Engrafted hepatocytes must adapt to murine sinusoidal architecture, altering the expression of transporters such as organic anion-transporting polypeptides (OATPs), which mediate drug uptake. RNA sequencing studies show that human hepatocytes in chimeric livers exhibit modified transporter expression compared to in vitro cultures, emphasizing the role of cellular cross-talk in shaping hepatic function.

Hepatic stellate cells regulate extracellular matrix composition and respond to hepatocyte-derived signaling molecules like transforming growth factor-beta (TGF-β). In humanized liver models, murine stellate cells react to human hepatocyte-secreted cytokines, influencing fibrogenic pathways. Recent studies show that even in a murine-dominant extracellular matrix, human hepatocytes can modulate stellate cell activation, highlighting the bidirectional nature of these interactions.
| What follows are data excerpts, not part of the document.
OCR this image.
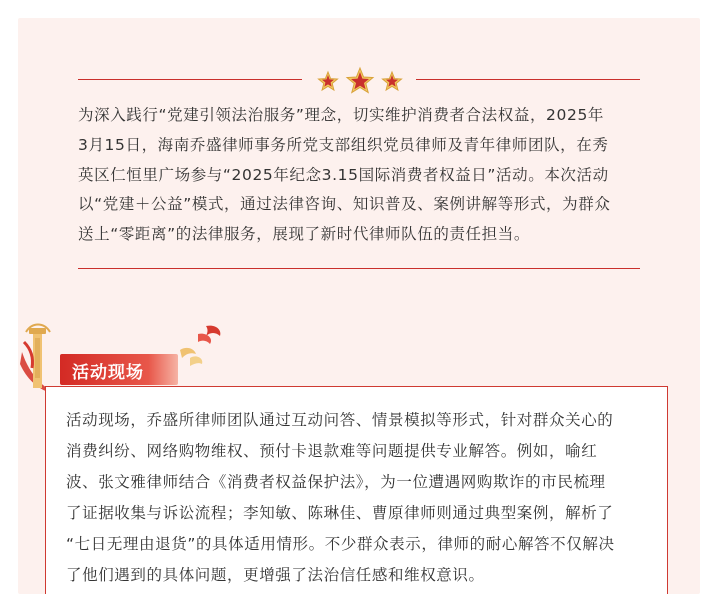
为深入践行“党建引领法治服务”理念，切实维护消费者合法权益，2025年
3月15日，海南乔盛律师事务所党支部组织党员律师及青年律师团队，在秀
英区仁恒里广场参与“2025年纪念3.15国际消费者权益日”活动。本次活动
以“党建＋公益”模式，通过法律咨询、知识普及、案例讲解等形式，为群众
送上“零距离”的法律服务，展现了新时代律师队伍的责任担当。
活动现场
活动现场，乔盛所律师团队通过互动问答、情景模拟等形式，针对群众关心的
消费纠纷、网络购物维权、预付卡退款难等问题提供专业解答。例如，喻红
波、张文雅律师结合《消费者权益保护法》，为一位遭遇网购欺诈的市民梳理
了证据收集与诉讼流程；李知敏、陈琳佳、曹原律师则通过典型案例，解析了
“七日无理由退货”的具体适用情形。不少群众表示，律师的耐心解答不仅解决
了他们遇到的具体问题，更增强了法治信任感和维权意识。
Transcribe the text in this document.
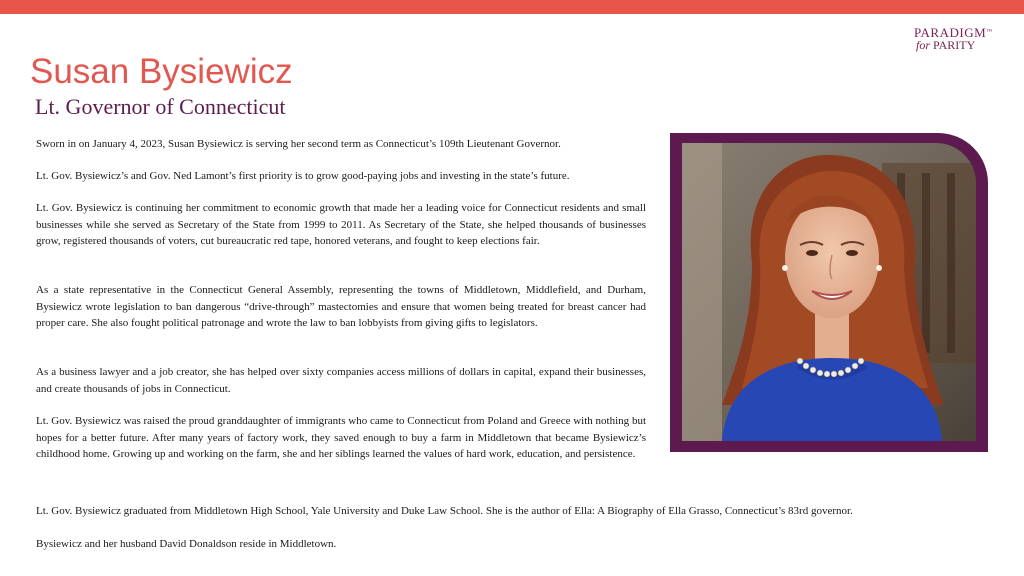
PARADIGM™
for PARITY
Susan Bysiewicz
Lt. Governor of Connecticut

Sworn in on January 4, 2023, Susan Bysiewicz is serving her second term as Connecticut’s 109th Lieutenant Governor.

Lt. Gov. Bysiewicz’s and Gov. Ned Lamont’s first priority is to grow good-paying jobs and investing in the state’s future.

Lt. Gov. Bysiewicz is continuing her commitment to economic growth that made her a leading voice for Connecticut residents and small businesses while she served as Secretary of the State from 1999 to 2011. As Secretary of the State, she helped thousands of businesses grow, registered thousands of voters, cut bureaucratic red tape, honored veterans, and fought to keep elections fair.

As a state representative in the Connecticut General Assembly, representing the towns of Middletown, Middlefield, and Durham, Bysiewicz wrote legislation to ban dangerous “drive-through” mastectomies and ensure that women being treated for breast cancer had proper care. She also fought political patronage and wrote the law to ban lobbyists from giving gifts to legislators.

As a business lawyer and a job creator, she has helped over sixty companies access millions of dollars in capital, expand their businesses, and create thousands of jobs in Connecticut.

Lt. Gov. Bysiewicz was raised the proud granddaughter of immigrants who came to Connecticut from Poland and Greece with nothing but hopes for a better future. After many years of factory work, they saved enough to buy a farm in Middletown that became Bysiewicz’s childhood home. Growing up and working on the farm, she and her siblings learned the values of hard work, education, and persistence.

Lt. Gov. Bysiewicz graduated from Middletown High School, Yale University and Duke Law School. She is the author of Ella: A Biography of Ella Grasso, Connecticut’s 83rd governor.

Bysiewicz and her husband David Donaldson reside in Middletown.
Metabolic Enzyme Expression Patterns

Humanized liver mouse models are valuable for analyzing metabolic enzyme expression, particularly in drug metabolism and xenobiotic processing. Human hepatocytes express cytochrome P450 (CYP) enzymes responsible for phase I metabolism of pharmaceuticals, toxins, and endogenous compounds. Expression levels vary based on donor cell origin, host liver microenvironment, and the extent of human cell repopulation, factors critical for assessing these models’ relevance in pharmacokinetics and toxicology research.
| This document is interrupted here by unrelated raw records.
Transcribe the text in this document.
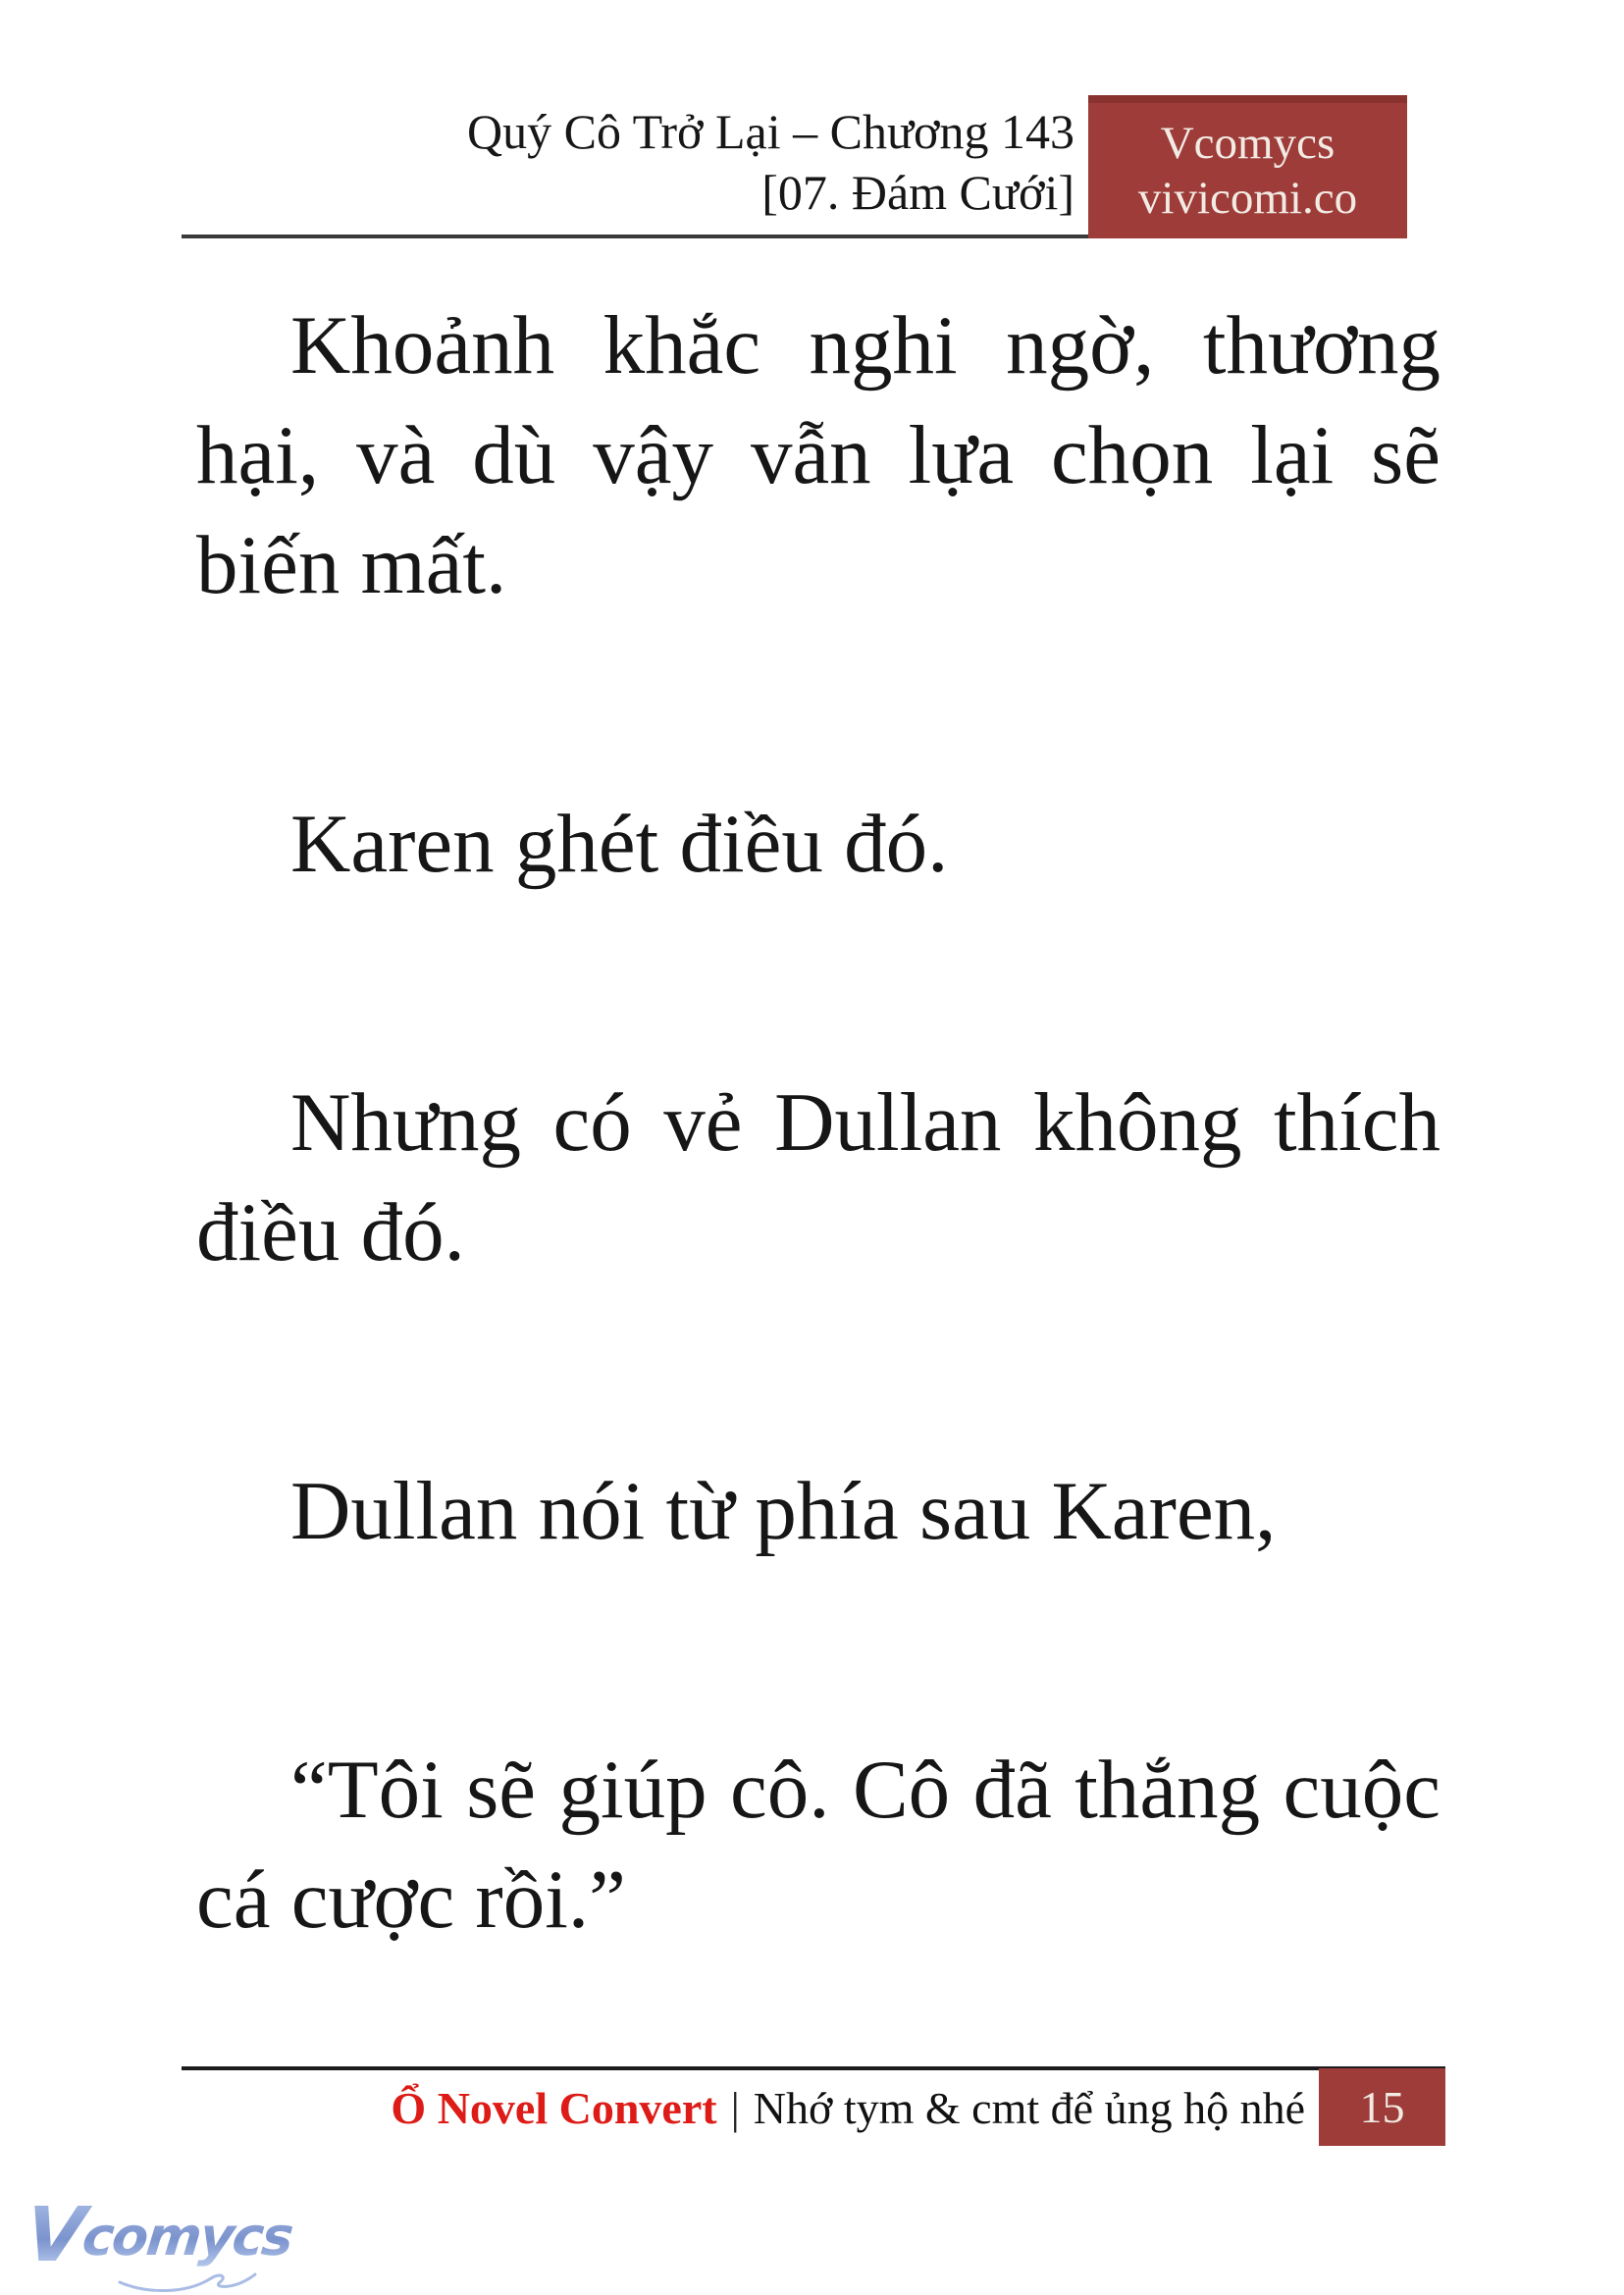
Quý Cô Trở Lại – Chương 143
[07. Đám Cưới]
Vcomycs
vivicomi.co
Khoảnh khắc nghi ngờ, thương
hại, và dù vậy vẫn lựa chọn lại sẽ
biến mất.
Karen ghét điều đó.
Nhưng có vẻ Dullan không thích
điều đó.
Dullan nói từ phía sau Karen,
“Tôi sẽ giúp cô. Cô đã thắng cuộc
cá cược rồi.”
Ổ Novel Convert | Nhớ tym & cmt để ủng hộ nhé 15
Vcomycs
CYP3A4, the most abundant drug-metabolizing enzyme in the human liver, exhibits significantly higher expression in humanized mice than in conventional murine models, where its orthologous enzyme, Cyp3a11, dominates. This allows for more accurate predictions of human drug clearance rates, as demonstrated in pharmacokinetic studies of midazolam and atorvastatin, both metabolized by CYP3A4. However, some CYP enzymes, such as CYP2D6 and CYP1A2, show variable expression depending on the donor hepatocyte source, reflecting interindividual differences observed in human populations.